Qu’on les chérisse ou qu’on les haïsse, qu’ils soient moqués ou admirés, les cheveux, c’est une sacrée affaire. Parce qu’ils contribuent à faire de nous ce que nous sommes, Libération leur consacre une chronique. Aujourd’hui, Eva, journaliste de 34 ans.
«Mes cheveux, c’est un sacré bordel. La plupart du temps, je me demande si je n’ai pas caché des trucs dedans. Mon mec m’appelle rula, c’est la femme des cavernes. C’est de l’arabe, du darija. Ils sont très très longs en ce moment, enfin manifestement – pour moi pas tellement, mais on me fait la réflexion beaucoup. On me dit "oh mais ils sont hyper longs vos cheveux ! Oh mais c’est incroyable cette tignasse !" "Tignasse" ça revient beaucoup.
«Que j’aie des mauvaises réflexions ou des bonnes, ça fait que j’ai des réflexions. Je trouve ça agréable de provoquer des réactions. J’adore mes cheveux. C’est un élément qui est hyper féminin. C’est quelque chose qui a été très positif pour moi qui n’avais pas forcément une très bonne image de mon physique. Je me suis toujours dit que, même si le reste ça n’allait pas, ça c’était chouette, j’avais des beaux cheveux, des grands cheveux.

cela me fait presque du bien qu'on me dise que j'ai des cheveux de Juifs
«J’ai eu un traumatisme parce que je me suis coupé les cheveux à la garçonne quand j’étais ado et ça a été l’horreur. Depuis, je n’y ai plus jamais touché. Je vis vraiment le physique à travers les yeux des autres et je me prenais beaucoup de réflexions sur le fait de ressembler à un garçon. Ça m’a complètement traumatisée, vraiment. J’avais envie et j’avais besoin de me sentir vraiment femme.
Les cacher
«J’entends régulièrement, de personnes qui savent que je suis juive ou d’origine juive, que j’ai des cheveux de juif. Du côté de mon père c’est des Juifs, du côté de ma mère ils sont Français cathos, d’origine en tout cas. Je n’ai pas du tout été élevée dans cette culture, c’est moi qui me sens juive. Ça m’est égal qu’on me dise que j’ai des cheveux de juif. Ça me fait presque du bien parce que ça me conforte dans l’idée que je sais qui je suis, ça va avec l’idée que j’ai de moi-même. C’est un préjugé raciste complètement débile, j’en suis consciente, mais disons que ce n’est pas le genre de préjugés qui vont me faire du mal. Au fond de moi, ça va plutôt être en accord avec qui je suis, du coup ça ne me pose pas de problème.
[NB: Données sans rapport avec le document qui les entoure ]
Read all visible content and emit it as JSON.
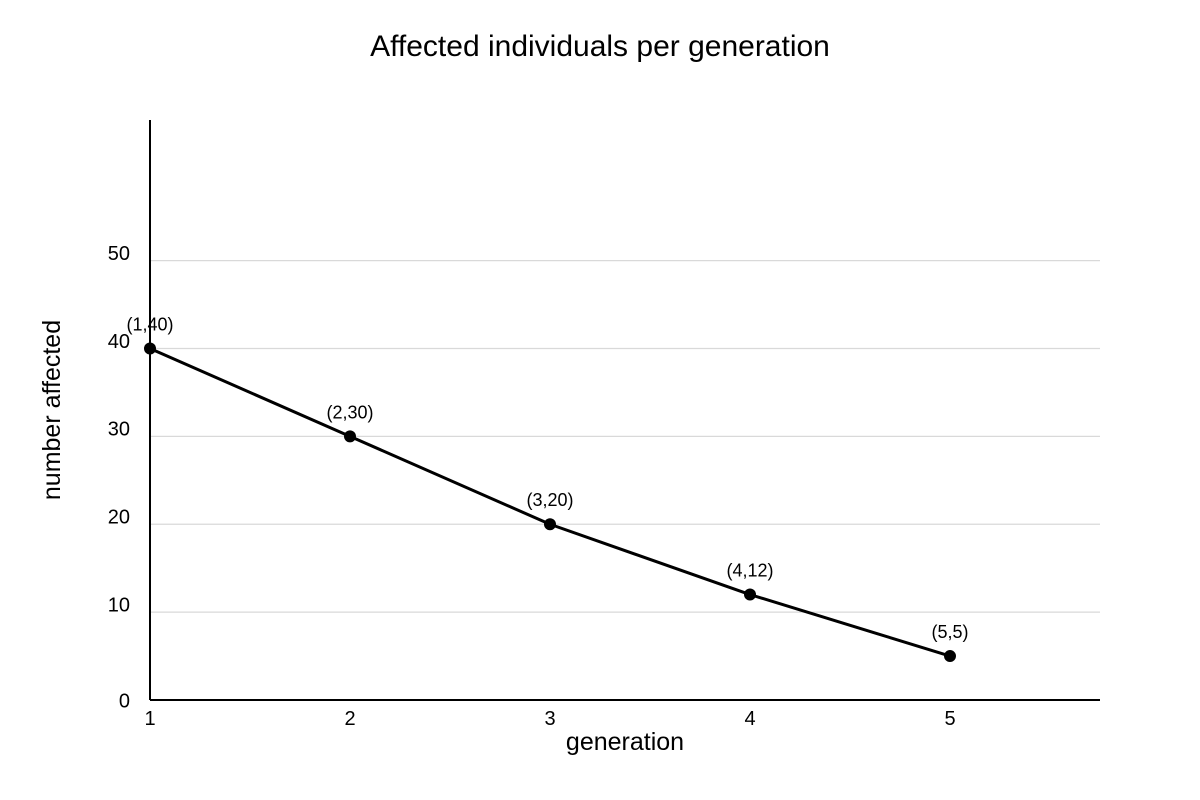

«Un jour, j’étais dans un bus à Rome et il y a ces mecs un peu fascistes-mussoliniens qui sont montés. J’avais les cheveux détachés et, à force d’avoir entendu que j’avais des cheveux de juif, mon premier réflexe a été de vouloir les cacher, de les mettre en chignon, parce que j’avais l’impression qu’ils allaient savoir que j’étais juive à cause de ça. Ça a été un réflexe, ce n’était même pas quelque chose de pensé. C’est après coup que je me suis dit mais c’est dingue quoi.»